I started programming BASIC on the Apple IIe back around 1982.  I typed a couple of BASIC programs into a Timex-Sinclair 1000, and then took the required course in BASIC programming my freshman year in college.  In high school, I took the brand new AP Computer Science course, which focused on using PASCAL...I ended up using TurboPASCAL at home to compile my programs and bring them in on a 5.25 in. floppy drive.  In graduate school, I took a C/C++ programming course, but it didn't involve much more than opening a file, writing to it, and then closing it.  I also did some M68000 assembly language programming. We used MatLab a lot in some of the different courses, particularly digital signal processing and neural networks, and I used it to perform some statistical analysis for my thesis.

In 1999, I started teaching myself to program Perl in order to have something to do.  I was working as a consultant at Predictive Systems, and we didn't have a security practice at the time.  I could hear the network operations team talking about how they needed someone who could program Perl, so I started teaching myself what I could so that maybe I could offer some assistance.  From there, I branched out to interacting with Windows systems through the API provided by Dave Roth's Perl modules.  At one point, while working at TDS, I had a fully-functional product that we were using to replace the use of ISS's Internet Scanner, due to the number of false positives and cryptic responses we were receiving.

Since then, I've used Perl for a wide variety of tasks, from IIS web server log processing to RegRipper to decoding binary data structures.

However, I'm NOT suggesting that Perl is the be-all and end-all of programming languages, particularly for DFIR work.
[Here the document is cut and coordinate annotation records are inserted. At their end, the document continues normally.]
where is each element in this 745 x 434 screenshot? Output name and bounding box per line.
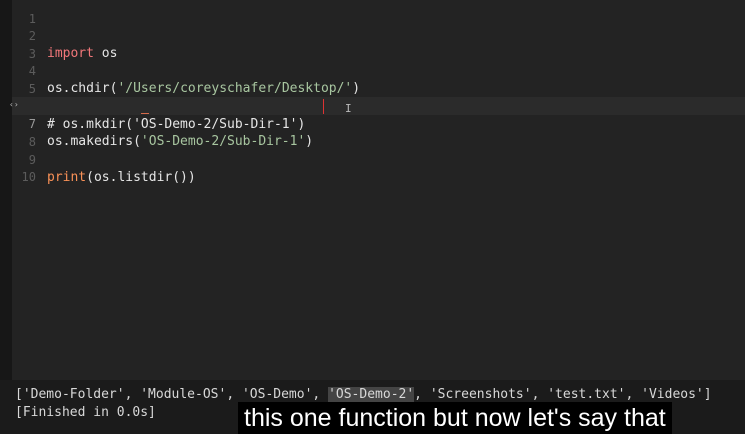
line-number: 10 — [21, 170, 36, 184]
code-editor[interactable]: 1 2 import os 3 4 os.chdir('/Users/corey… — [12, 0, 745, 380]
string-literal: '/Users/coreyschafer/Desktop/' — [117, 81, 353, 96]
fold-marker-icon: ‹› — [9, 100, 19, 109]
code-line-4[interactable]: 4 os.chdir('/Users/coreyschafer/Desktop/… — [12, 44, 360, 96]
code-line-9[interactable]: 9 print(os.listdir()) — [12, 133, 196, 185]
editor-window: 1 2 import os 3 4 os.chdir('/Users/corey… — [0, 0, 745, 434]
selected-text: 'OS-Demo-2' — [328, 387, 415, 402]
code-line-2[interactable]: 2 import os — [12, 9, 118, 61]
code-line-6[interactable]: 6 # os.mkdir('OS-Demo-2/Sub-Dir-1') — [12, 80, 306, 132]
code-text: os — [93, 46, 118, 61]
code-line-10[interactable]: 10 — [12, 150, 59, 184]
code-text: (os.listdir()) — [86, 170, 196, 185]
ibeam-cursor-icon: I — [345, 102, 352, 115]
bracket-match-underline — [141, 113, 149, 114]
text-cursor — [323, 99, 324, 114]
code-line-7-current[interactable]: 7 os.makedirs('OS-Demo-2/Sub-Dir-1') I — [12, 97, 745, 149]
output-finished-status: [Finished in 0.0s] — [15, 405, 156, 420]
code-line-3[interactable]: 3 — [12, 27, 59, 61]
code-text: os.makedirs( — [47, 134, 141, 149]
code-text: ) — [305, 134, 314, 149]
code-text: ) — [352, 81, 361, 96]
code-comment: # os.mkdir('OS-Demo-2/Sub-Dir-1') — [47, 117, 306, 132]
video-caption: this one function but now let's say that — [238, 402, 672, 434]
code-line-5[interactable]: 5 — [12, 62, 59, 96]
code-line-8[interactable]: 8 — [12, 115, 59, 149]
string-literal: 'OS-Demo-2/Sub-Dir-1' — [140, 134, 306, 149]
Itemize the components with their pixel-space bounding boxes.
Not at all.  All I've done is provided my experience.  Over the years, other programming languages have been found to be extremely useful.  I've seen R used for statistical analysis, and it makes a lot of sense to use this language for that task.  I've also seen a lot of programming in the DFIR space using C# and .NET, and even more using Python.  I've seen folks switch from another language to Python because "everyone is doing it".  I've seen so much of a use of Python, that I've started learning it myself (albeit slowly) in order to better understand the code, and even create my own.  The list of projects written in Python is pretty extensive, so it just makes sense to learn something about this language.

Defining the Problem
The programming language you use to solve a problem is really irrelevant.  I've got bits of Perl code lying around...stuff for parsing certain data structures, printing binary data to the console in hex editor format, etc...so if I need to pull something together quickly, I'm likely going to use a snippet of Perl code that I already have.  I'm sure that I'm no different from any other analyst in that regard.

But when it comes to the particular language or approach I'm using, it depends on what I'm trying to achieve...what are my goals?  If I'm trying to put something together that I'm going to either have a client use, or leave behind after I'm done for the client to use, I may opt for a batch file.  If I need something quickly, but with more flexibility than is offered by a batch file, I may opt for a Perl script.
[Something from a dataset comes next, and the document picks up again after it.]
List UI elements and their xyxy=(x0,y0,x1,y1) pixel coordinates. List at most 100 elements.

I've found over time that some of the programming languages used can be difficult to work with...what I mean by that is that some of the tools written and made available by the authors display their results in a GUI, and are closed source.  So, you can't see what the tool is doing, and you can't easily incorporate the output of the tools using techniques like timeline analysis.

Task-Specific Programming
Some folks have asked about learning programming specifically for DFIR work; I'm not sure if there are any.  What it comes down to is, what do you want to do?  If you want to read binary data and parse out data structures based on some definition, then C/C++, C#, Python, Perl, and some other languages work well.  For many, some snippets of code are already available online for these tasks.  If you're trying to process text-based log files, I've found Perl to be well-suited for this task, but if you're more familiar with and comfortable with Python, go for it.

When it really comes down to it, it isn't about which programming language is "the best", it's about what your goal is, and how you want to go about achieving it.

Resources
Python tutorial
80+ Best Free Python Tutorials/books
List of free programming books, Python section

2 comments:

Corey Harrell said...

Harlan,

Excellent point about the how (language) doesn't matter as much as the what (problem). Probably one of the most beneficial things I've done was to teach myself how to script. Knowing how to script has allowed me to accomplish so much; from examining VSCs to data collections. The method I mostly used has been batch scripting with a little bit of Perl. Even simple batch scripts have enabled me to solve big problems in my job.

Shelly said...

I definitely related to this at work this week. I had a problem and my go-to recently has been Python as I was trying to learn something new. However, the more eloquent and straight-forward solution was in Perl. Still have a long way to go with both, but each time I have an issue to solve, its cool to pick up a little more.